Les deux hommes, qui n'ont pas pu obtenir de visa pour mener leur enquête en Chine, affirment avoir recueilli des témoignages au Canada, aux États-Unis, en France et en Australie et consulté des sites Internet de centres de transplantation chinois.

Ils soutiennent aussi avoir rassemblé des retranscriptions de conversations téléphoniques dans lesquelles des responsables de centres de détention ou d'hôpitaux indiquent à des interlocuteurs qu'ils pourraient disposer rapidement d'organes prélevés sur des membres du Falun Gong.

Ils citent notamment l'ex-femme d'un chirurgien chinois, selon laquelle celui-ci aurait prélevé des cornées sur 2000 prisonniers du Falun Gong.

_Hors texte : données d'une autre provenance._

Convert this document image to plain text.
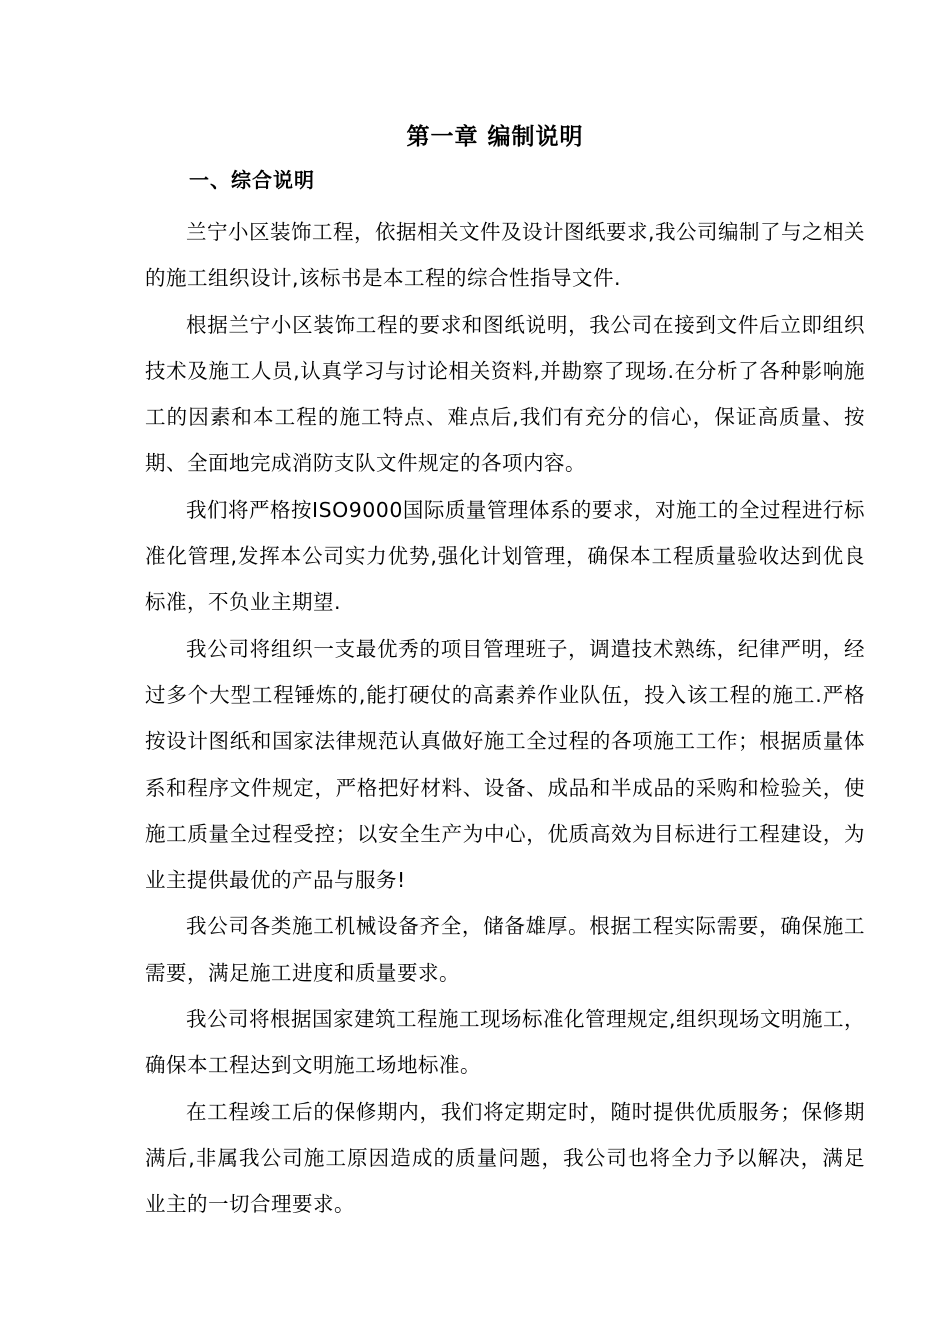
第一章 编制说明
一、综合说明

兰宁小区装饰工程，依据相关文件及设计图纸要求,我公司编制了与之相关的施工组织设计,该标书是本工程的综合性指导文件.

根据兰宁小区装饰工程的要求和图纸说明，我公司在接到文件后立即组织技术及施工人员,认真学习与讨论相关资料,并勘察了现场.在分析了各种影响施工的因素和本工程的施工特点、难点后,我们有充分的信心，保证高质量、按期、全面地完成消防支队文件规定的各项内容。

我们将严格按ISO9000国际质量管理体系的要求，对施工的全过程进行标准化管理,发挥本公司实力优势,强化计划管理，确保本工程质量验收达到优良标准，不负业主期望.

我公司将组织一支最优秀的项目管理班子，调遣技术熟练，纪律严明，经过多个大型工程锤炼的,能打硬仗的高素养作业队伍，投入该工程的施工.严格按设计图纸和国家法律规范认真做好施工全过程的各项施工工作；根据质量体系和程序文件规定，严格把好材料、设备、成品和半成品的采购和检验关，使施工质量全过程受控；以安全生产为中心，优质高效为目标进行工程建设，为业主提供最优的产品与服务!

我公司各类施工机械设备齐全，储备雄厚。根据工程实际需要，确保施工需要，满足施工进度和质量要求。

我公司将根据国家建筑工程施工现场标准化管理规定,组织现场文明施工，确保本工程达到文明施工场地标准。

在工程竣工后的保修期内，我们将定期定时，随时提供优质服务；保修期满后,非属我公司施工原因造成的质量问题，我公司也将全力予以解决，满足业主的一切合理要求。
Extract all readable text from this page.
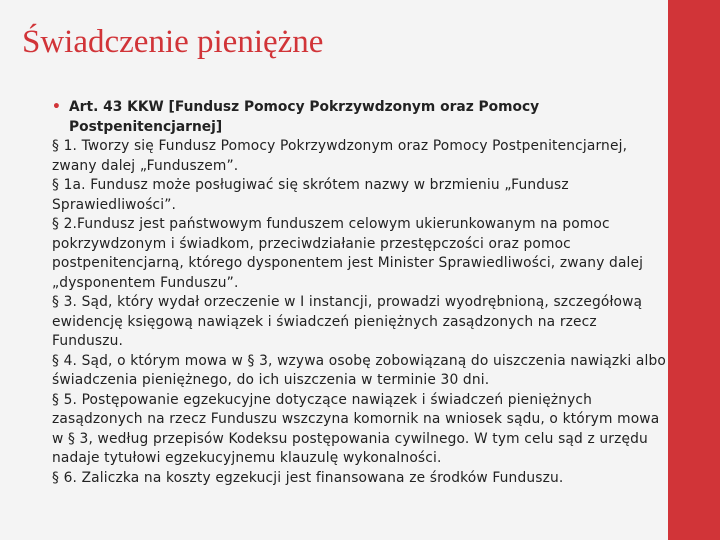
Świadczenie pieniężne
• Art. 43 KKW [Fundusz Pomocy Pokrzywdzonym oraz Pomocy Postpenitencjarnej]

§ 1. Tworzy się Fundusz Pomocy Pokrzywdzonym oraz Pomocy Postpenitencjarnej, zwany dalej „Funduszem”.

§ 1a. Fundusz może posługiwać się skrótem nazwy w brzmieniu „Fundusz Sprawiedliwości”.

§ 2.Fundusz jest państwowym funduszem celowym ukierunkowanym na pomoc pokrzywdzonym i świadkom, przeciwdziałanie przestępczości oraz pomoc postpenitencjarną, którego dysponentem jest Minister Sprawiedliwości, zwany dalej „dysponentem Funduszu”.

§ 3. Sąd, który wydał orzeczenie w I instancji, prowadzi wyodrębnioną, szczegółową ewidencję księgową nawiązek i świadczeń pieniężnych zasądzonych na rzecz Funduszu.

§ 4. Sąd, o którym mowa w § 3, wzywa osobę zobowiązaną do uiszczenia nawiązki albo świadczenia pieniężnego, do ich uiszczenia w terminie 30 dni.

§ 5. Postępowanie egzekucyjne dotyczące nawiązek i świadczeń pieniężnych zasądzonych na rzecz Funduszu wszczyna komornik na wniosek sądu, o którym mowa w § 3, według przepisów Kodeksu postępowania cywilnego. W tym celu sąd z urzędu nadaje tytułowi egzekucyjnemu klauzulę wykonalności.

§ 6. Zaliczka na koszty egzekucji jest finansowana ze środków Funduszu.
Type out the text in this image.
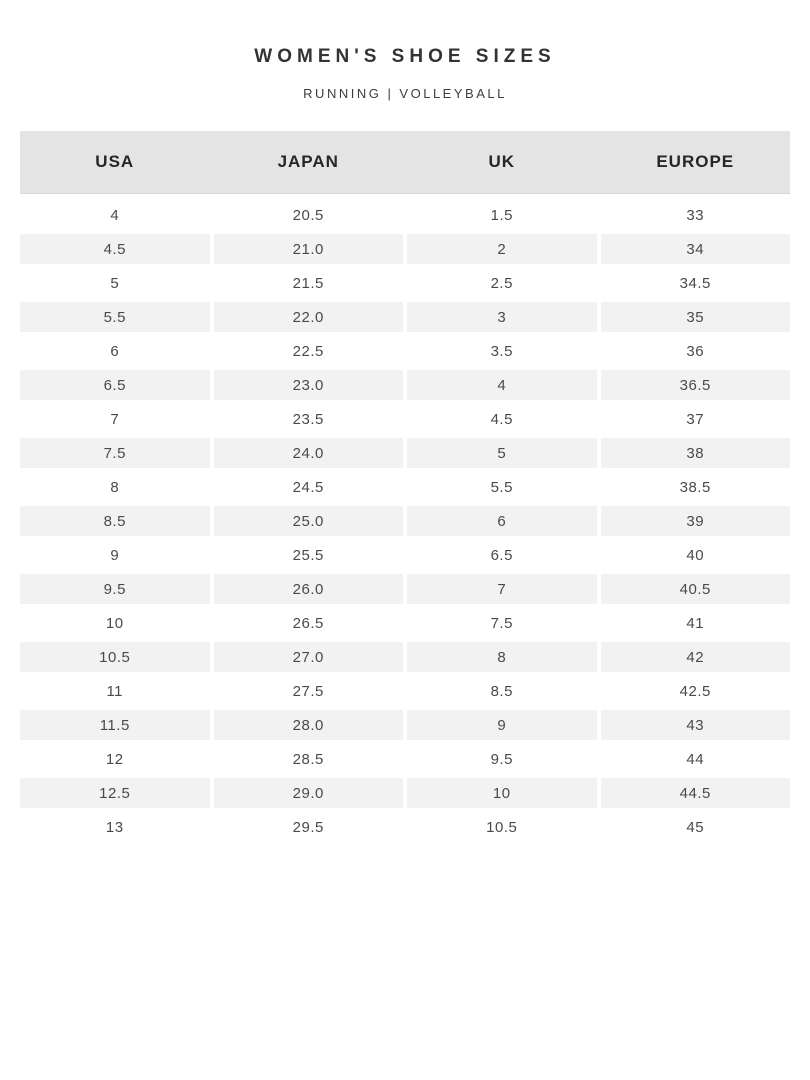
WOMEN'S SHOE SIZES
RUNNING | VOLLEYBALL
USA	JAPAN	UK	EUROPE
4	20.5	1.5	33
4.5	21.0	2	34
5	21.5	2.5	34.5
5.5	22.0	3	35
6	22.5	3.5	36
6.5	23.0	4	36.5
7	23.5	4.5	37
7.5	24.0	5	38
8	24.5	5.5	38.5
8.5	25.0	6	39
9	25.5	6.5	40
9.5	26.0	7	40.5
10	26.5	7.5	41
10.5	27.0	8	42
11	27.5	8.5	42.5
11.5	28.0	9	43
12	28.5	9.5	44
12.5	29.0	10	44.5
13	29.5	10.5	45
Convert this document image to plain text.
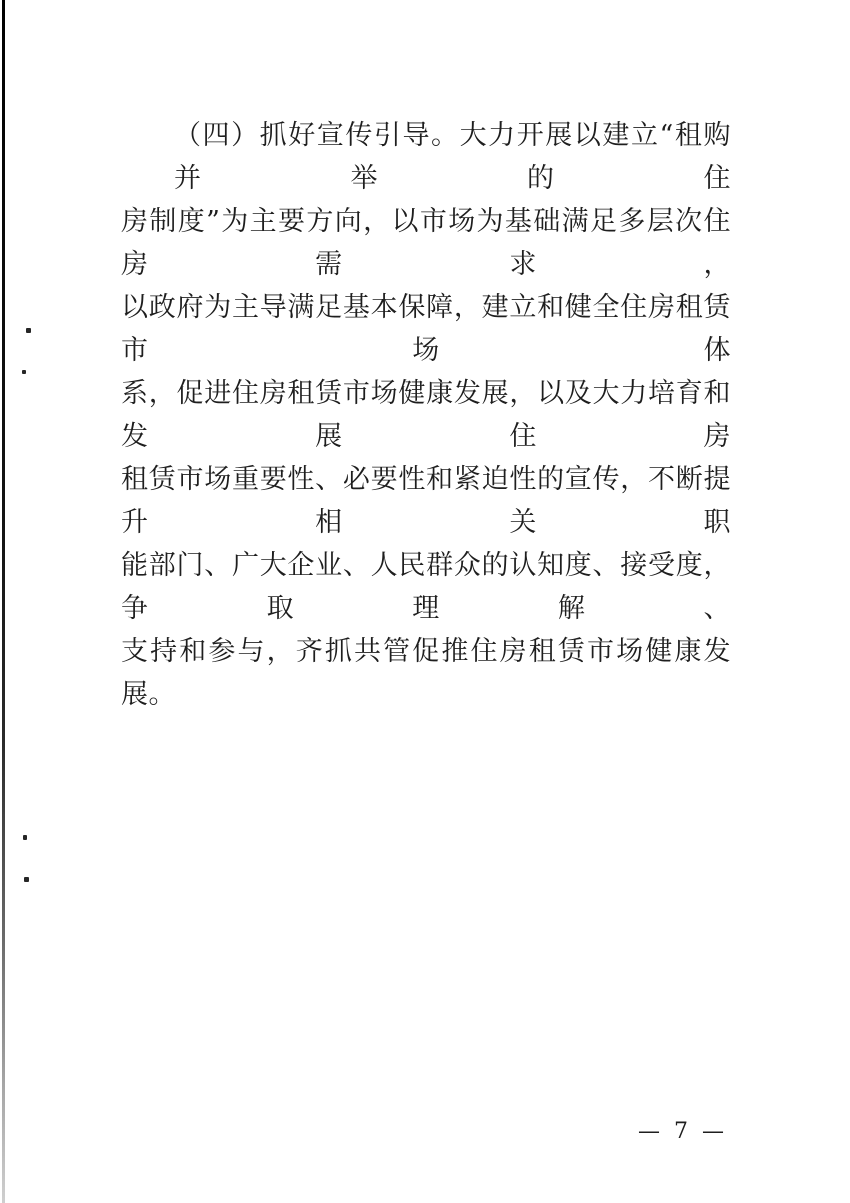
（四）抓好宣传引导。大力开展以建立“租购并举的住
房制度”为主要方向，以市场为基础满足多层次住房需求，
以政府为主导满足基本保障，建立和健全住房租赁市场体
系，促进住房租赁市场健康发展，以及大力培育和发展住房
租赁市场重要性、必要性和紧迫性的宣传，不断提升相关职
能部门、广大企业、人民群众的认知度、接受度，争取理解、
支持和参与，齐抓共管促推住房租赁市场健康发展。
— 7 —
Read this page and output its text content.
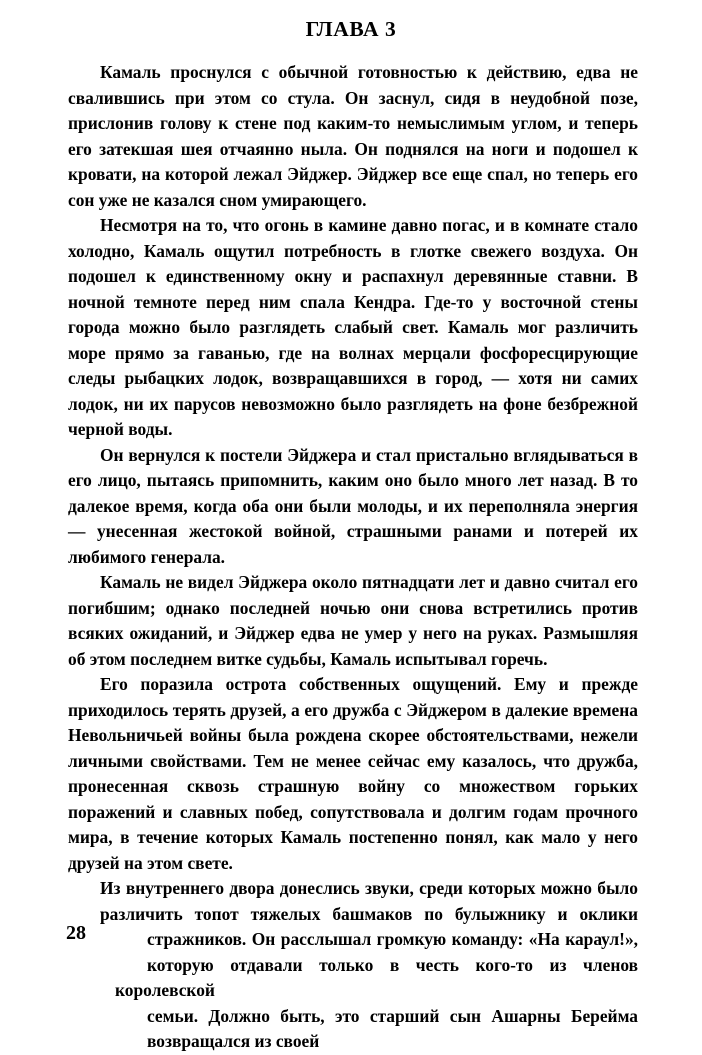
ГЛАВА 3

Камаль проснулся с обычной готовностью к действию, едва не свалившись при этом со стула. Он заснул, сидя в неудобной позе, прислонив голову к стене под каким-то немыслимым углом, и теперь его затекшая шея отчаянно ныла. Он поднялся на ноги и подошел к кровати, на которой лежал Эйджер. Эйджер все еще спал, но теперь его сон уже не казался сном умирающего.

Несмотря на то, что огонь в камине давно погас, и в комнате стало холодно, Камаль ощутил потребность в глотке свежего воздуха. Он подошел к единственному окну и распахнул деревянные ставни. В ночной темноте перед ним спала Кендра. Где-то у восточной стены города можно было разглядеть слабый свет. Камаль мог различить море прямо за гаванью, где на волнах мерцали фосфоресцирующие следы рыбацких лодок, возвращавшихся в город, — хотя ни самих лодок, ни их парусов невозможно было разглядеть на фоне безбрежной черной воды.

Он вернулся к постели Эйджера и стал пристально вглядываться в его лицо, пытаясь припомнить, каким оно было много лет назад. В то далекое время, когда оба они были молоды, и их переполняла энергия — унесенная жестокой войной, страшными ранами и потерей их любимого генерала.

Камаль не видел Эйджера около пятнадцати лет и давно считал его погибшим; однако последней ночью они снова встретились против всяких ожиданий, и Эйджер едва не умер у него на руках. Размышляя об этом последнем витке судьбы, Камаль испытывал горечь.

Его поразила острота собственных ощущений. Ему и прежде приходилось терять друзей, а его дружба с Эйджером в далекие времена Невольничьей войны была рождена скорее обстоятельствами, нежели личными свойствами. Тем не менее сейчас ему казалось, что дружба, пронесенная сквозь страшную войну со множеством горьких поражений и славных побед, сопутствовала и долгим годам прочного мира, в течение которых Камаль постепенно понял, как мало у него друзей на этом свете.

Из внутреннего двора донеслись звуки, среди которых можно было
различить топот тяжелых башмаков по булыжнику и оклики
стражников. Он расслышал громкую команду: «На караул!»,
которую отдавали только в честь кого-то из членов королевской
семьи. Должно быть, это старший сын Ашарны Берейма
возвращался из своей

28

MM. Matas et Kilgour admettent cependant ne pas disposer de preuves incontestables car, affirment-ils, les victimes sont tuées et leurs corps sont incinérés.

Le rapport formule un certain nombre de recommandations. Il demande notamment à l'ONU d'examiner la situation en Chine et aux gouvernements du monde entier d'interdire l'entrée sur leur territoire aux médecins chinois voulant acquérir une formation en matière de transplantation d'organes.

Les deux hommes affirment avoir mené leur enquête bénévolement, à la demande d'un organisme américain qui examine la persécution contre le Falun Gong. Ils soutiennent que leur recherche a été effectuée de manière indépendante de cette coalition et de toute autre organisation ou gouvernement.

Réagissant par voie de communiqué, l'ambassade de Chine à Ottawa a rejeté les conclusions du rapport, affirmant qu'il s'agit d'une campagne « sans fondement et partiale » commanditée par le Falun Gong, sur la base de « rumeurs et de fausses allégations ».

Le Falun Gong

Mouvement international apparu en Chine, le Falun Gong consiste à la base en un travail sur la circulation de l'énergie dans le corps. D'une pratique physique, le Falun Gong est progressivement passé à un système de croyances reposant sur le leader Li Hongzhi. Pratiqué par des millions d'adeptes en Chine et dans le monde, le Falun Gong est interdit depuis 1999 en Chine. Les adeptes du mouvement se disent persécutés depuis par l'administration chinoise.

Le Falun Gong accuse la Chine d'avoir notamment tué près de 75 % de ses 6000 adeptes qui étaient détenus dans un « camp de concentration » situé dans le district de Shijiatun, et d'avoir utilisé leurs organes pour des transplantations.

Pékin, qui nie s'en être pris aux membres du mouvement, accuse le Falun Gong d'être une secte qui porte de graves atteintes à la société, en prêchant notamment le culte du gourou ainsi qu'en exerçant un strict contrôle spirituel sur les adeptes et en s'appropriant leurs biens.